Ein junger Mann im weissen Schutzanzug robbt über den Rasen und inspiziert das Gras. Eine Frau räkelt sich derweil in einem Bett mitten auf der Wiese unter einem knorrigen Baum. Sie gähnt, streckt den Kopf unter der Decke hervor und verzieht das Gesicht: Dieser Lärm, dieser Gestank! Offensichtlich ist sie schlecht gelaunt, denn der Flecken Grün am Reussport 2 im luzernischen St. Karli Quartier präsentiert sich idyllisch, auch wenn sich am Himmel dunkle Wolken auftürmen. «Die Natur will uns mitteilen, dass sie auf unsere Gesellschaft keinen Wert legt», sagt sie und stimmt ein trauriges Lied auf der Gitarre an.

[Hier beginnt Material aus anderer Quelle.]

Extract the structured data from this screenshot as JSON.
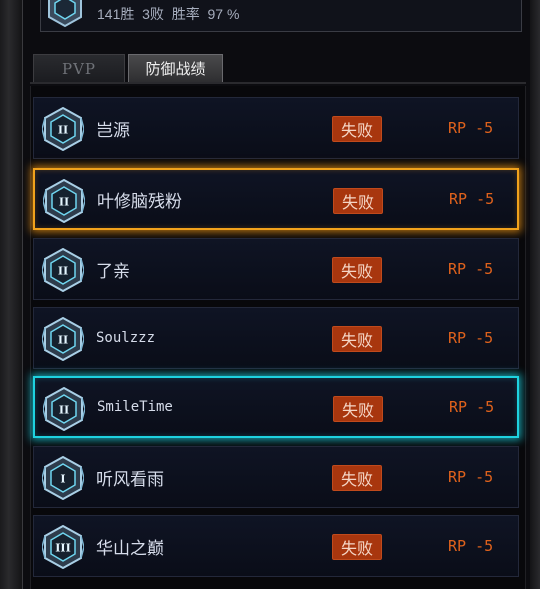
{
  "summary": {
    "text": "141胜  3败  胜率  97 %"
  },
  "tabs": [
    {
      "label": "PVP",
      "active": false
    },
    {
      "label": "防御战绩",
      "active": true
    }
  ],
  "records": [
    {
      "name": "岂源",
      "result": "失败",
      "rp": "RP -5",
      "rank": "II",
      "highlight": "none"
    },
    {
      "name": "叶修脑残粉",
      "result": "失败",
      "rp": "RP -5",
      "rank": "II",
      "highlight": "gold"
    },
    {
      "name": "了亲",
      "result": "失败",
      "rp": "RP -5",
      "rank": "II",
      "highlight": "none"
    },
    {
      "name": "Soulzzz",
      "result": "失败",
      "rp": "RP -5",
      "rank": "II",
      "highlight": "none"
    },
    {
      "name": "SmileTime",
      "result": "失败",
      "rp": "RP -5",
      "rank": "II",
      "highlight": "cyan"
    },
    {
      "name": "听风看雨",
      "result": "失败",
      "rp": "RP -5",
      "rank": "I",
      "highlight": "none"
    },
    {
      "name": "华山之巅",
      "result": "失败",
      "rp": "RP -5",
      "rank": "III",
      "highlight": "none"
    }
  ],
  "colors": {
    "result_bg": "#a8360e",
    "rp_text": "#e0621c",
    "gold_highlight": "#f1a21c",
    "cyan_highlight": "#1ed2e0"
  }
}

Die beiden schrägen Vögel sind Teil des neuen Theaterprojekts «Gärten – eine Recherche», mit dem die künstlerische Leitung des Luzerner Theaters weitere Räume erobern will.
Das Publikum begleitet die Schauspieler
Mitten im Grünen erkundet nun ein Schauspielteam Kleingartensiedlungen, um Formen des Zusammenlebens offenzulegen – «zwischen Balkan und Bünzlitum, zwischen Tradition und Urban Gardening», wie sie sagen. Am Reussport 2, wo das Schweizerische Arbeiterhilfswerk SAH ein Gartenprojekt mit Flüchtlingen führt, hat die Künstlertruppe einen passenden Ort gefunden.
An den Theaterabenden wird das Publikum in vier Gruppen eingeteilt und kann auf zwei Spaziergängen die vier Schauspieler begleiten: Die anfangs mies gelaunte Frau Motte (Wiebke Kayser) sieht ihre grüne Oase aus romantischer Sicht. Im Sommer stellt sie hier ihr Bett auf, um die Natur hautnah mitzuerleben. Rasenmähergeräusche und Katzenmief passen indes schlecht in ihr Konzept. Der junge Mann (Lukas Darnstädt), der jeden Grashalm inspiziert, betrachtet den Garten hingegen distanziert auf einer analytischen, künstlichen Ebene.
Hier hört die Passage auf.